Je suis donc partagé, parce que le récit est tout de même touchant. Il démonte
les subtils, mais implacables mécanismes psychologiques d’écrasement d’un individu
au sein d’une entreprise. Il montre aussi comment une société d’origine familiale
et patriarcale (pas forcément le meilleur modèle) peut dériver lorsqu’elle est
rachetée par des actionnaires uniquement motivés par leur profit immédiat
(encore pire) et qui, pour arriver à leurs fins, instaurent une sorte de dictature
soft, de nazisme édulcoré au sein de la boîte, avec petits caporaux et nervis
de services à visage humain. Cette dénonciation par l’exemple est louable… pour
qui a le temps d’ingérer ces 458 pages (je suis une exception, je lis très
vite). C’est donc long, très long.
Que dit Vincent Message lui-même (page 269) : « Je rêve d’un monde où on se raconterait les vies humaines les unes après les autres, avec assez de lenteur, d’incertitudes et de répétitions pour qu’elles acquièrent la force des mythes ». Sur ce plan, c’est réussi : son récit est lent, hésitant, répétitif. Puis il avoue (page 360) : « Voici l’heure où je n’ai plus le choix : l’heure de raconter, même si cela va être difficile, ce qui s’est passé ce mois de juin ». (Ah ben, dis donc, depuis le temps qu’on attend…). Et enfin (page 450), il finit par reconnaître : « Me voici parvenu au bout de ce que je voulais vous raconter. J’ai pris mon temps, parce que ces histoires-là ne se résument pas à leur grandes lignes ». Ah non ! pas d’accord Vincent Message. Vous avez peut-être pris votre temps, mais vous avez aussi pris le nôtre. Quant à l’histoire en question, je la résume en quelques grandes lignes ci-dessous, ne vous en déplaise.

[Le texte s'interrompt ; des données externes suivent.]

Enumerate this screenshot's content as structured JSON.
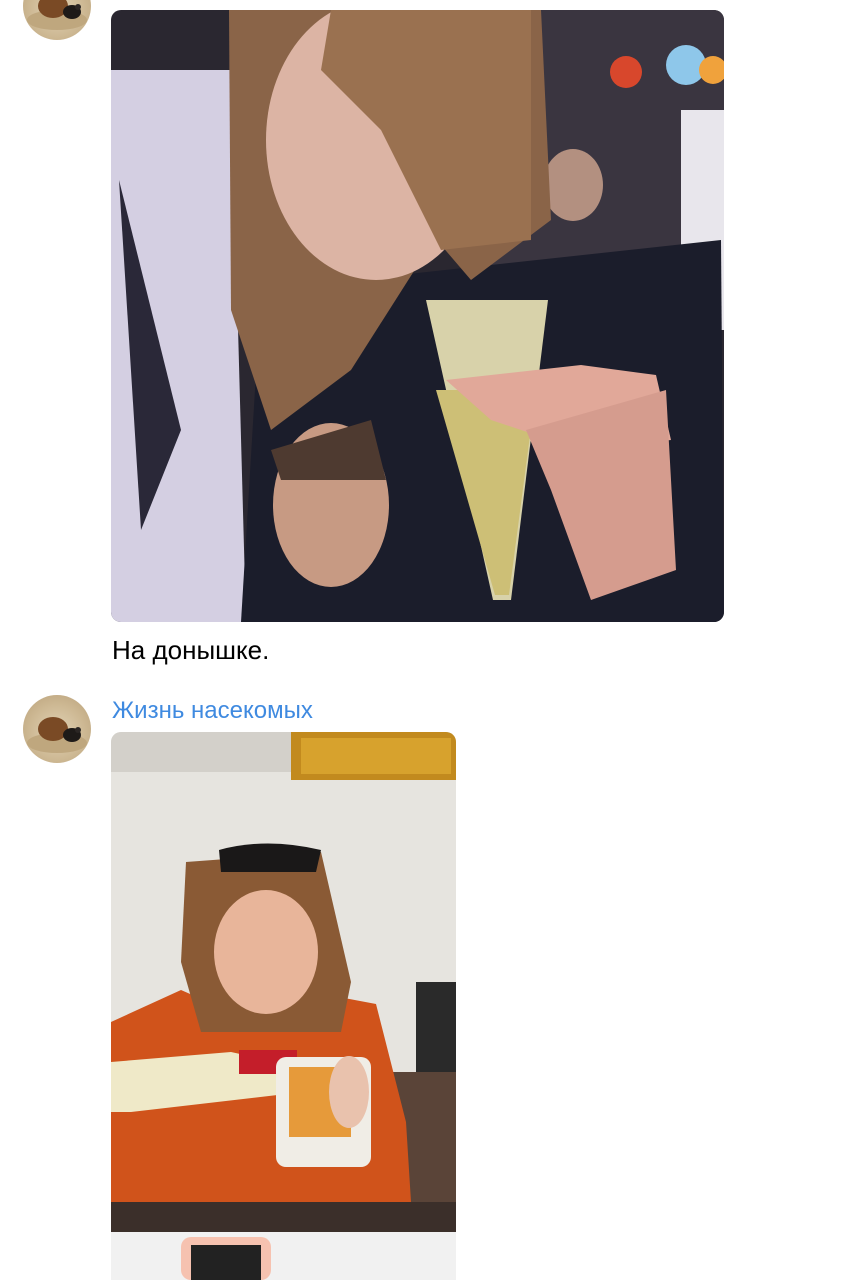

En place pour le divulgâchage.
Stop ou encore ? Attention divulgâchage !
Ceux qui ne veulent pas en savoir plus sont priés de quitter cette chronique, les autres : vous êtes prévenus, je vais tout dire.

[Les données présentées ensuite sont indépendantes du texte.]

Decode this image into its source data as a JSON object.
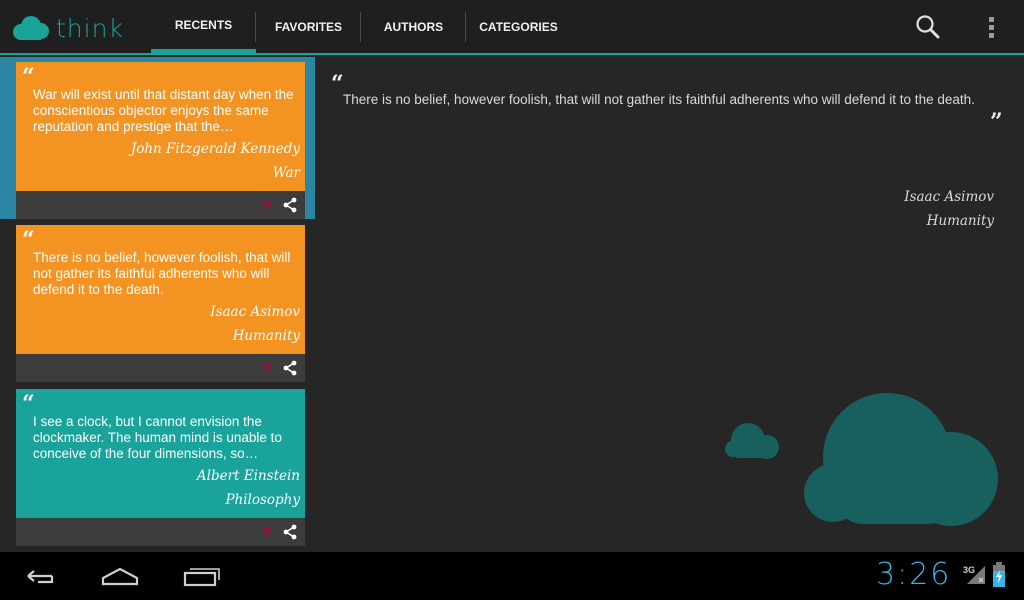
{
  "app": {
    "name": "think",
    "accent_color": "#1aa39b"
  },
  "tabs": [
    {
      "label": "RECENTS",
      "active": true
    },
    {
      "label": "FAVORITES",
      "active": false
    },
    {
      "label": "AUTHORS",
      "active": false
    },
    {
      "label": "CATEGORIES",
      "active": false
    }
  ],
  "actions": {
    "search_icon": "search-icon",
    "overflow_icon": "overflow-menu-icon"
  },
  "quotes": [
    {
      "text": "War will exist until that distant day when the conscientious objector enjoys the same reputation and prestige that the…",
      "author": "John Fitzgerald Kennedy",
      "category": "War",
      "color": "#f39321",
      "selected": true
    },
    {
      "text": "There is no belief, however foolish, that will not gather its faithful adherents who will defend it to the death.",
      "author": "Isaac Asimov",
      "category": "Humanity",
      "color": "#f39321",
      "selected": false
    },
    {
      "text": "I see a clock, but I cannot envision the clockmaker. The human mind is unable to conceive of the four dimensions, so…",
      "author": "Albert Einstein",
      "category": "Philosophy",
      "color": "#1aa39b",
      "selected": false
    }
  ],
  "detail": {
    "text": "There is no belief, however foolish, that will not gather its faithful adherents who will defend it to the death.",
    "author": "Isaac Asimov",
    "category": "Humanity"
  },
  "quote_marks": {
    "open": "“",
    "close": "”"
  },
  "icons": {
    "favorite": "heart-icon",
    "share": "share-icon"
  },
  "heart_glyph": "♥",
  "status": {
    "time": "3:26",
    "network": "3G",
    "clock_color": "#33b5e5"
  },
  "nav": {
    "back": "back-icon",
    "home": "home-icon",
    "recents": "recent-apps-icon"
  }
}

Cora Salme, donc, aurait aimé être photographe. Son histoire nous est racontée par Mathias, un journaliste qui s’intéresse à un fait divers dont on ne connaît pas encore la teneur, mais qu’il se propose de nous révéler (il faudra tout de même attendre la page 360).
Cora vit avec Pierre, ingénieur et ils sont parents d’une petite Manon. La jeune femme met de côté ses rêves et postule une place au service marketing chez Borelia, vieille maison d’assurances. Elle y vit heureuse pour un temps avec, pour chef de service, Édouard dont elle devient la maîtresse. Mais la boîte est rachetée par un gros groupe. Un nouveau directeur est nommé qui doit secouer le cocotier et rentabiliser l’affaire. Édouard est dégagé et remplacé par Franck qui va mettre Cora sous pression. On fait aussi appel à un cabinet d’audit extérieur, en la personne de Delphine, pour tailler dans le vif et restructurer la boîte. Delphine est implacable… Elle est aussi lesbienne, séduit Cora et l’aide par conséquent à se maintenir en place. Jeu trouble. Sa mission achevée, elle quitte l’entreprise et Franck reprend plus que jamais ses pressions sur Cora. Tant et si bien qu’un soir elle craque, tombe dans le métro, se blesse. Un émigré malien, Maouloum, la ramasse, avec qui elle va devenir amie. Maouloum, artiste dessinateur, rêve d’obtenir un visa de réfugié politique. Il est aidé par Cora et Pierre. Mais sa demande est retoquée : il se suicide. Cora demande à Franck une journée pour aller aux obsèques du Malien, ce qu’il lui refuse. Maouloum n’est pas un membre de la famille… Furieuse et déstabilisée, elle décide de passer outre quitte à flanquer sa démission à son boss. Le lendemain matin, elle se dépêche de déposer sa fille Manon chez la nounou mais, stressée, elle l’oublie dans la voiture. C’est l’été, chaleur d’enfer : la gamine meurt de déshydratation (pas trop crédible ce passage). Double procès : le premier contre Cora accusée de négligence, condamnée, mais dispensée de peine. Le second contre Franck, son directeur de service, accusé de harcèlement et acquitté pour manque de preuves (sa parole contre celle de Cora).
La vie reprend avec Pierre. Un nouvel enfant va naître, il s’appellera Mathias. On comprend (coup de théâtre) que c’est le nom du journaliste qui a mené et raconté l’enquête sur l’histoire de sa mère depuis le début du récit. Point final et terminal. J’ai fait long, mais vachement moins que l’auteur.